La mort, l'épilogue de son existence, survient à un âge relativement jeune, alors qu'il était, pourrions-nous dire au sommet de sa carrière flamenca. A73 ans décède d'une thrombose cérébrale l'un des cantaores avec le plus de duende de l'histoire, reconnu pour son style, la classe et la saveur avec lesquelles il interprétait les grands palos du patrimoine jondo comme la soleá, la siguiriya ou le martinete. José Luis Ortiz Nuevo écrit un livre où il rassemble les mémoires du cantaor. De plus, après la disparition d'El Borrico, on dédie une rue à son nom, et bien sûr, on lui rend un hommage auquel participent entre beaucoup d'autres, des artistes de prestige comme Tía Anica La Piriñaca et Tía Juana la del Pipa.

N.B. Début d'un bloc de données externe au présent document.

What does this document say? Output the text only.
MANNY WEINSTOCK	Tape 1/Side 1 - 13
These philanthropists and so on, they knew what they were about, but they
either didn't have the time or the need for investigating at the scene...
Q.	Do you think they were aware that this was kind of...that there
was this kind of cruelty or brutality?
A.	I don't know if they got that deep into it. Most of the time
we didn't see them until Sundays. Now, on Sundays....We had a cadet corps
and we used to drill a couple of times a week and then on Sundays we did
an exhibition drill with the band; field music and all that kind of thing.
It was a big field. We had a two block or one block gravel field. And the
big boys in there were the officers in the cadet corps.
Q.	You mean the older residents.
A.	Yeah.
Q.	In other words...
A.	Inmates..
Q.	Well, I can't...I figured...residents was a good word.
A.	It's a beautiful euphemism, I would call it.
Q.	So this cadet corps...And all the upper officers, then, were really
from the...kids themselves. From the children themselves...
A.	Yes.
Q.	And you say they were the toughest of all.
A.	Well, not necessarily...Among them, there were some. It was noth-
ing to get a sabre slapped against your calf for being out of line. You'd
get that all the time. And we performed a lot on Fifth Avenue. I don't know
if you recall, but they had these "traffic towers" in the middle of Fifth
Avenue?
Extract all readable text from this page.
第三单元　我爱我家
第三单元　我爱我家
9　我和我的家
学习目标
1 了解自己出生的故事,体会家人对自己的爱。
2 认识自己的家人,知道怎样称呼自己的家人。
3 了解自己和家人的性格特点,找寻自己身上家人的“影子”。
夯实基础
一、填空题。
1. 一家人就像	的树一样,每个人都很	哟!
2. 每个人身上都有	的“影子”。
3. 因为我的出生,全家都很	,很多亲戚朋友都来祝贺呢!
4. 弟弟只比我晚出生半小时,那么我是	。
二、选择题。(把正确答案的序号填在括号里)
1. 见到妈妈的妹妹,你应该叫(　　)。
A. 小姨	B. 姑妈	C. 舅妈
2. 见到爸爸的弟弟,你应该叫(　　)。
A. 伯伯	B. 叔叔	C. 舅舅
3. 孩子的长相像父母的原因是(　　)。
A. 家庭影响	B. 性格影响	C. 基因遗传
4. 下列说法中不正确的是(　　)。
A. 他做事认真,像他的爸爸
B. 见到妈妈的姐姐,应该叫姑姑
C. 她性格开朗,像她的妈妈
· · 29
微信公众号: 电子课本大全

En résumé Gregorio Manuel Fernández Vargas fut un personnage vrai, digne représentant d'une époque bohémienne dans laquelle les cantaores, avant tout, renonçaient à considérer le flamenco comme une simple affaire sujette à des formules commerciales s'ils ne trouvaient pas de motifs ou fondements intérieurs suffisants pour s'en détacher. Rappelons la phrase inoubliable de Don Antonio Chacón “¿Saben los señores escuchar?” (messieurs savez-vous écouter ?). Aucun ne renonçait a ses rémunérations, logiquement, mais pour tous il était clair du départ que le cante ne pouvait sortir d'un carnet de chèques si avant on ne l'avait pas sorti de ses propres entrailles. Et maintenant, que reste-t-il ? c'est l'éternelle question rhétorique de laquelle les générations actuelles désirent se protéger, dans l'espoir qu'arrive un jour où l'afición au cante ne décline plus et où les caractéristiques du flamenco de toujours conservent la pureté avec toute l'intensité, au dessus des modes éphémères et passagères, des gros nuages commerciaux éthérés qui déchargent une averse millionnaire sur les autres. Des attitudes qui laissent inertes la culture et l'idiosyncrasie de l'art flamenco. Par chance, il nous restera toujours El Borrico et tant d'autres pour se souvenir des gens aux pieds enracinés et à la tête à l'air libre, chantant sans additifs, avec le compás ferme du battement de leurs coeurs.